Fort Stevens State Park has a really nice network of paved paths with a short section of trail. We camped in the park and took one morning to ride around and explore. This was more of a meandering ride that anyone could do.
For thousands of years the Clatsop Indians lived here. In 1851 the Clatsop Tribe signed a treaty in 1851 ceding their land and were guaranteed the right to fish and hunt indefinitely. Ultimately, though, they were fenced out and forced to leave. The Clatsop Tribe’s treaty ensuring them the right to fish and hunt was never ratified by Congress, so tribal members never got what they were promised. And as white settlers moved in, the Clatsop weren’t able to return to their homeland. Over the last two decades, the North Coast Land Conservancy has protected that 18.6 acres of property from development and restored its tidal marsh ecosystem.

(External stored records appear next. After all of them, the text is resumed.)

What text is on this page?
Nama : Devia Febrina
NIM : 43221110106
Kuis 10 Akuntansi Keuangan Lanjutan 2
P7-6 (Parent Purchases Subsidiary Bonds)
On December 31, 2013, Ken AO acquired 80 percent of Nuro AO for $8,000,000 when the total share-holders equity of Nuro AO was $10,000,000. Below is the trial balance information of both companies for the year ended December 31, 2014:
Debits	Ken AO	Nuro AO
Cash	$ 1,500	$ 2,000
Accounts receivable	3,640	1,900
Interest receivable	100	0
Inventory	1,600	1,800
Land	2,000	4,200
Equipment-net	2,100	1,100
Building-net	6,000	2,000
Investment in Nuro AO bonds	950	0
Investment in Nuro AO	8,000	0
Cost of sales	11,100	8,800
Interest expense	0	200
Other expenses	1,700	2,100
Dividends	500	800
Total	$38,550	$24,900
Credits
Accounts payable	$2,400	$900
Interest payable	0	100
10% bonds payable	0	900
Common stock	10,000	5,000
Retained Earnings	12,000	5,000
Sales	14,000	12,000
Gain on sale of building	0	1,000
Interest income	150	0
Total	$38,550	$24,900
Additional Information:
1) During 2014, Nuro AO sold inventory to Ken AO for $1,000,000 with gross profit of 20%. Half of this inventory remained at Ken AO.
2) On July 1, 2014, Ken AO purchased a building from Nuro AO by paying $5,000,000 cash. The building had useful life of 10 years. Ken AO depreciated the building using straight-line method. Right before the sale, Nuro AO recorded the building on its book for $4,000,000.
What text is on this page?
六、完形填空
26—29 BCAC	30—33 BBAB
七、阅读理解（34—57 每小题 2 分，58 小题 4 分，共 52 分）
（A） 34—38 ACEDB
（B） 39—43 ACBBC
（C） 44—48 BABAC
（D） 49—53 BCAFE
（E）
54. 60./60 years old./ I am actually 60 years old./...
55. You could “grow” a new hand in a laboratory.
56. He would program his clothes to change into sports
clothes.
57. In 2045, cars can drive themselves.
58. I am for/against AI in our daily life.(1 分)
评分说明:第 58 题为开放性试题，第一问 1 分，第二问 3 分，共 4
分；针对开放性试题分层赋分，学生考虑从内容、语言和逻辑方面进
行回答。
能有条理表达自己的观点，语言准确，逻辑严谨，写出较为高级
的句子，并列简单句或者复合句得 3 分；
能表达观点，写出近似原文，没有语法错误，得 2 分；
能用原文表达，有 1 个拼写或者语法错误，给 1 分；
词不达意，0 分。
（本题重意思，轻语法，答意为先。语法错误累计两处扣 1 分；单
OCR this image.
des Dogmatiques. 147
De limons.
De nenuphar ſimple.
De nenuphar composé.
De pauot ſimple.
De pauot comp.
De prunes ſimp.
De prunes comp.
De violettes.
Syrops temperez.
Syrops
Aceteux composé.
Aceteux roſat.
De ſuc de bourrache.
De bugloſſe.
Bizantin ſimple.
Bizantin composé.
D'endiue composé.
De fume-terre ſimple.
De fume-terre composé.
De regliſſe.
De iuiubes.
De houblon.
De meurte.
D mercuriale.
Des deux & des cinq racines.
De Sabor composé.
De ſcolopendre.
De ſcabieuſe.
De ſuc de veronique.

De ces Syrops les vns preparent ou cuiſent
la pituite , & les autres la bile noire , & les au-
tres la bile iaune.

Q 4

Katie Voelke, the conservancy’s executive director, said after years of talking with tribal members about their desire to own some of their ancestral land, her organization made the historic decision to deed its portion of the former village site back to the tribes. Finally, the land trust deeded the 18.6 acres to the Clatsop-Nehalem Confederated Tribes.
After the US took the land, Fort Stevens was built on the coast. Fort Stevens was an American military installation that guarded the mouth of the Columbia River. Built near the end of the Civil War, it was named for Civil War general and former Washington Territory governor, Isaac I. Stevens. There is a lot to see at the fort still, as our pictures will show.